The people of North Avenue Presbyterian Church here have a passion for mission.

That passion was nearly palpable when about 300 of them gathered Feb. 21 for the second week of the church’s 53rd annual mission conference. Worship began with a compelling visual affirmation of the conference theme as the faces and voices of North Avenue, in all their diversity, claimed:

Every day I will worship … grow … go.

This night was about growing. And the speaker was an expert.

The world first met Kim Phuc in June of 1972 when a picture taken by Associated Press photographer Nick Ut changed both her life and the way the world sees war.

The picture, of course, was the iconic shot of a little girl running, naked and screaming, from the napalm bombs rocking her village.

Ironically, it was Ut, after capturing the image on film, who scooped up the screaming 9 year old and rushed her to a South Vietnamese hospital. She was not expected to live. Two of her cousins died of their injuries. Her village, and the “happy, laughing” life she knew, were gone.

When her parents found her three days after the bombing, Kim was “in the death room — left to die — no more hope.”

“A kind doctor transferred me to a clinic in Saigon where I got treatment and survived to be with you today,” she said, beaming.

“I don’t want to talk a lot about suffering,” said the woman who endured 14 months in the hospital and a total of 17 surgeries and still experiences pain and health challenges. “Inside me there was a strong little girl determined to live!”

Instead she spoke of her journey and what she had learned.

Supervised constantly by the Vietnamese government, forced to appear in propaganda films, and made to leave school, Kim was a “national symbol of war.” In 1986 she had the opportunity to study in Cuba, where she met and married Bui Huy Toan. Kim had to abandon her studies once again, this time for ongoing health issues, and the couple defected to Canada while returning from their honeymoon in Moscow.

Her account of the journey sounds much like a thriller novel. With minutes to spare, during a one-hour stop to refuel in Newfoundland, Kim quickly told her new husband of the plan she had been making and then handed their passports to immigration officials who responded, “Welcome to Canada!”

Canadian citizens now, Kim and Toan, a local pastor, live in Toronto with their sons, Thomas and Stephen.

Quoting frequently from scripture, Kim told of the many things she has learned since the day the picture was taken. They have not been easy lessons.

She used to imagine her heart, which she describes as being filled with bitterness, sorrow and pain, as a picture of a black coffee cup. Knowing that she could not heal herself, Kim prayed, asking God to do something with that cup.

“Little by little,” she says, “bit of that cup was poured out every day until it was empty and God refilled it with love, light, joy, compassion, peace and forgiveness.”

And then she began to speak of the “last lesson” she learned.

“When we moved to Toronto,” she said, “I wanted to hide from that picture. It had controlled me for so long.”

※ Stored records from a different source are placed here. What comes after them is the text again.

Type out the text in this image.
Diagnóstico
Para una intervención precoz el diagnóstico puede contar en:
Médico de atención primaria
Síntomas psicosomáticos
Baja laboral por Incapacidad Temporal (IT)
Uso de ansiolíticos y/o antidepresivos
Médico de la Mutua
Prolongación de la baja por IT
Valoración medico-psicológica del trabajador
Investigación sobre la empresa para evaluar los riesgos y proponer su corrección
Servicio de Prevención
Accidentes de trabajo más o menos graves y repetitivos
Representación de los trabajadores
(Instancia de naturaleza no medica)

One day a photographer from London recognized Kim on the street and, using a long lens, took her picture.

“Suddenly I was in the paper again. The picture did not want to let me go,” she said.

“I realized,” she continued, “that I couldn’t erase that picture, but I could work with it for peace. I could accept it as a powerful gift — as God’s plan for my life. Working with it for good is my choice. The picture was a symbol of war, but my life can be a symbol of peace and hope.”

Today Kim is living out that choice through the Kim Phuc Foundation, which she began to help child victims of war wherever they are found. The foundation is providing health care, schooling and clean water in Africa and other war-torn regions.

Kim speaks of her mission around the world, helping others to see that, “If we want to heal the world we have to start with the children. We can heal the future.”

As the picture flashed once again on the screen, Kim said, “I’m so grateful for that picture … the little girl is not running anymore. She’s flying.”

The mission conference, which began Feb. 14 with Columbia Theological Seminary President Steve Hayner speaking about worship, concludes on Feb. 28 as North Avenue pastor the Rev. Scott Weimer recalls how Jesus was sent into the world and the ways in which Christians are sent today.